In its continued effort to transition into an all-electric car brand, Volkswagen is aiming to entirely stop the manufacturing of combustion vehicles in Europe by 2033. The brand chief, Thomas Schaefer, announced on Wednesday that VW will be launching 10 new EV models by 2026. This announcement is in line with the brand’s previous commitment of going all-electric sometime between 2033-2035.
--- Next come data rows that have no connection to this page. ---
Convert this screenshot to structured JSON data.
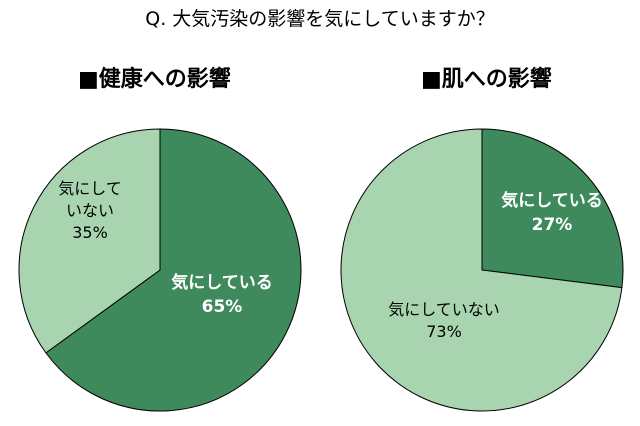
{
  "question": "Q. 大気汚染の影響を気にしていますか？",
  "colors": {
    "worried": "#3f8a5c",
    "not_worried": "#a8d5b0",
    "edge": "#000000",
    "dark_label": "#ffffff",
    "light_label": "#000000"
  },
  "chart_data": [
    {
      "type": "pie",
      "title": "■健康への影響",
      "start_angle": "12 o'clock",
      "direction": "clockwise",
      "slices": [
        {
          "label": "気にしている",
          "value": 65,
          "value_label": "65%",
          "label_lines": [
            "気にしている"
          ],
          "color_key": "worried",
          "bold": true
        },
        {
          "label": "気にしていない",
          "value": 35,
          "value_label": "35%",
          "label_lines": [
            "気にして",
            "いない"
          ],
          "color_key": "not_worried",
          "bold": false
        }
      ]
    },
    {
      "type": "pie",
      "title": "■肌への影響",
      "start_angle": "12 o'clock",
      "direction": "clockwise",
      "slices": [
        {
          "label": "気にしている",
          "value": 27,
          "value_label": "27%",
          "label_lines": [
            "気にしている"
          ],
          "color_key": "worried",
          "bold": true
        },
        {
          "label": "気にしていない",
          "value": 73,
          "value_label": "73%",
          "label_lines": [
            "気にしていない"
          ],
          "color_key": "not_worried",
          "bold": false
        }
      ]
    }
  ]
}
Volkswagen is committed to bringing the EV revolution to the masses, which is why the company will launch an entry-level electric car with a tentative price of €25000.
“Do Less But Better”
Schaefer said that the brand would reduce the number of its offerings and focus on improving the production and quality of its core models. It aims to improve the profit margin for its models like Volkswagen, Skoda, and SEAT. The idea is to decrease wasteful production and focus on improving quality. Schaefer plans to use each factory to manufacture multiple models to cut costs and increase efficiency. He mentioned the “platform thinking” paradigm to build various VW models on top of a common design.
Standardizing EV Parts to Cut Costs
One of the key hurdles in the mass adoption of electric vehicles is their price tag. Volkswagen aims to bring the price of EVs down by standardizing the components of its vehicles. The entry-level electric vehicle that Schaefer talked about will sport a battery pack having a standardized chemistry and format. The standardization, Schaefer claims, will enable the company to keep the price of its electric vehicles low.
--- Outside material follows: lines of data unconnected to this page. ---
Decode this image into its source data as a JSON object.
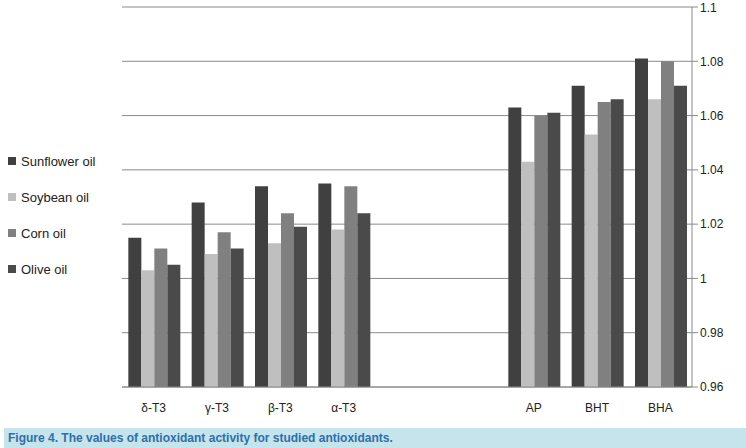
{
  "chart_data": {
    "type": "bar",
    "title": "Figure 4. The values of antioxidant activity for studied antioxidants.",
    "categories": [
      "δ-T3",
      "γ-T3",
      "β-T3",
      "α-T3",
      null,
      null,
      "AP",
      "BHT",
      "BHA"
    ],
    "series": [
      {
        "name": "Sunflower oil",
        "color": "#404040",
        "values": [
          1.015,
          1.028,
          1.034,
          1.035,
          null,
          null,
          1.063,
          1.071,
          1.081
        ]
      },
      {
        "name": "Soybean oil",
        "color": "#bfbfbf",
        "values": [
          1.003,
          1.009,
          1.013,
          1.018,
          null,
          null,
          1.043,
          1.053,
          1.066
        ]
      },
      {
        "name": "Corn oil",
        "color": "#808080",
        "values": [
          1.011,
          1.017,
          1.024,
          1.034,
          null,
          null,
          1.06,
          1.065,
          1.08
        ]
      },
      {
        "name": "Olive oil",
        "color": "#4a4a4a",
        "values": [
          1.005,
          1.011,
          1.019,
          1.024,
          null,
          null,
          1.061,
          1.066,
          1.071
        ]
      }
    ],
    "ylim": [
      0.96,
      1.1
    ],
    "yticks": [
      0.96,
      0.98,
      1,
      1.02,
      1.04,
      1.06,
      1.08,
      1.1
    ],
    "grid": true,
    "legend": "left"
  }
}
Volkswagen has always tried to compete with Tesla in the EV sphere. Unfortunately, its ID series of cars faced delays, functional issues and software glitches which dented its EV plans. If its low cost EV model gains popularity, it will open a niche for VW since Tesla exclusively targets the premium segment. It already promotes the ID 4 model with the tagline- “A car for the millions, not the millionaires.”
State of EV Adoption in Europe
The EU is going to be an extremely important market for EV makers in the coming years. In fact, the estimated sales projection indicates that Europe will pip North America in EV uptake. Statista estimates that a whopping 4.4 million EVs will be sold in Europe in 2026, while in the US, that figure will hover around 1.9 million. The recent development resulting from the Russia-Ukraine war is further going to boost the adoption of electric vehicles.
However, despite a 70% increase in the sale of electric vehicles in 2021, the European EV sphere has some challenges in front of it. The biggest challenge is the lack of a charging ecosystem. A 2021 report by Volvo reveals that, on average, there are just five fast charging stations per 100 km which can be a problem for EV makers that are trying hard to match the mileage of EVs with traditional vehicles.
The Challenge before Volkswagen
The dream of Volkswagen to be the EV company for the masses might be in jeopardy thanks to the Russia-Ukraine war. Russia supplies metals (like nickel) which are needed to make batteries for EVs. Due to the sanctions and low supply, the prices of these metals have increased by 50 per cent, as reported by Barron’s. Unless Europe finds other sources of raw materials for batteries, solar panels and smart grids, Volkswagen’s strategy of keeping the prices low will remain in danger.